I am now basically anticipating a complete nightmare for which I’m not ready.  I am therefore on the frontline too. I am amazed that paid carers, travelling on vastly restricted services, are making do with makeshift kit often nowhere near the level of NHS ‘personal protection equipment’. I find it hard to believe that you can care for anyone at a distance of two metres.  And there’ll have to be some pretty hardcore decisions made first about what mum would achieve in a hospital admission with her ‘ceilings of care’. I am fortunate enough to be a carer with medical knowledge, some of it being very detailed in geriatric medicine, but knowledge can be an unhelpful thing. I find novel coronavirus itself terrifying, not least because of acute respiratory distress syndrome itself, but also the potential of complications such as delirium which might through neuroinflammation lead to long term cognitive impairment (and here initiatives such as DELPHIC will be pivotal.)

Ultimately a fear I have, in addition to mum’s fate, is contemplating a hospital admission. This is always stressful for me, but has always been life enhancing for mum. What happens after the admission, if mum survives, is equally important. I  anticipate that proper scrutiny goes into following the physical and mental function of people who’ve merited hospital admission over time, considering the usual suspects such as discharge arrangements  or future outpatient clinics. The transition from independence and dependence needs to be identified clearly and not ‘lost to follow up’.

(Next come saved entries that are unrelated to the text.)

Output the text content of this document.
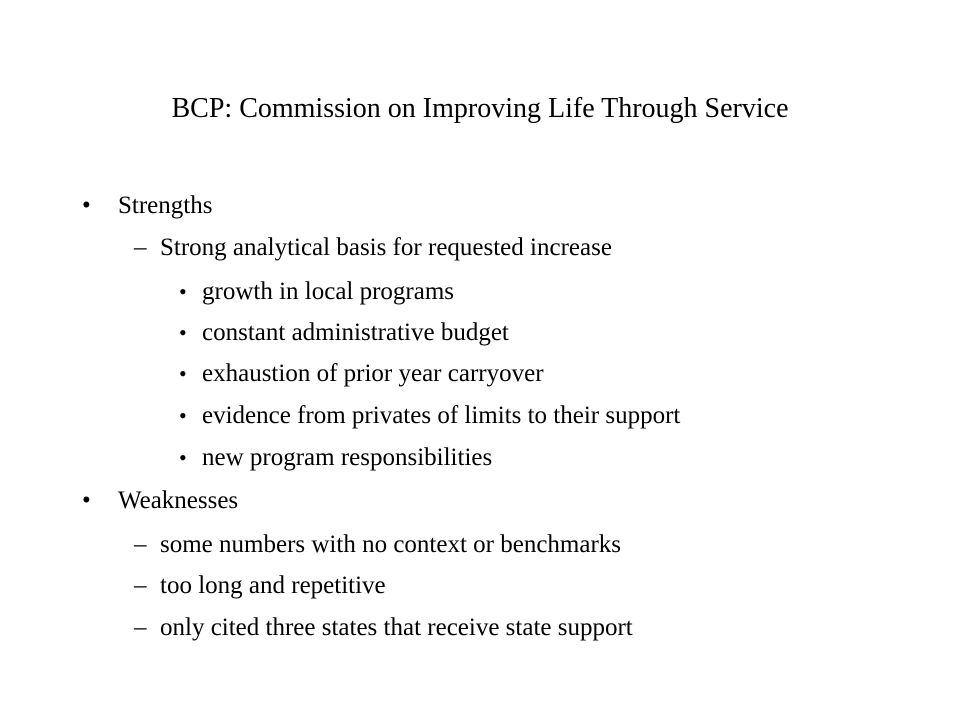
BCP: Commission on Improving Life Through Service
• Strengths
– Strong analytical basis for requested increase
• growth in local programs
• constant administrative budget
• exhaustion of prior year carryover
• evidence from privates of limits to their support
• new program responsibilities
• Weaknesses
– some numbers with no context or benchmarks
– too long and repetitive
– only cited three states that receive state support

Finally, I should like to mention that we are ‘all in it together’. It is really crucial now, even more so than ever, that we put aside our differences, and that we all work together. There needs to be a trust of each other, which means that there is continuity of care. Carers like me find it very difficult to relinquish our responsibility when a close one is admitted to hospital. This is bound to be more traumatic, potentially, with massively restricted visiting hours.

But - I wish you all well. I hope some of this is useful, but it is only one individual perspective. I do not pretend to be representative in any way.

This is either now the end of the beginning, or the beginning of the end.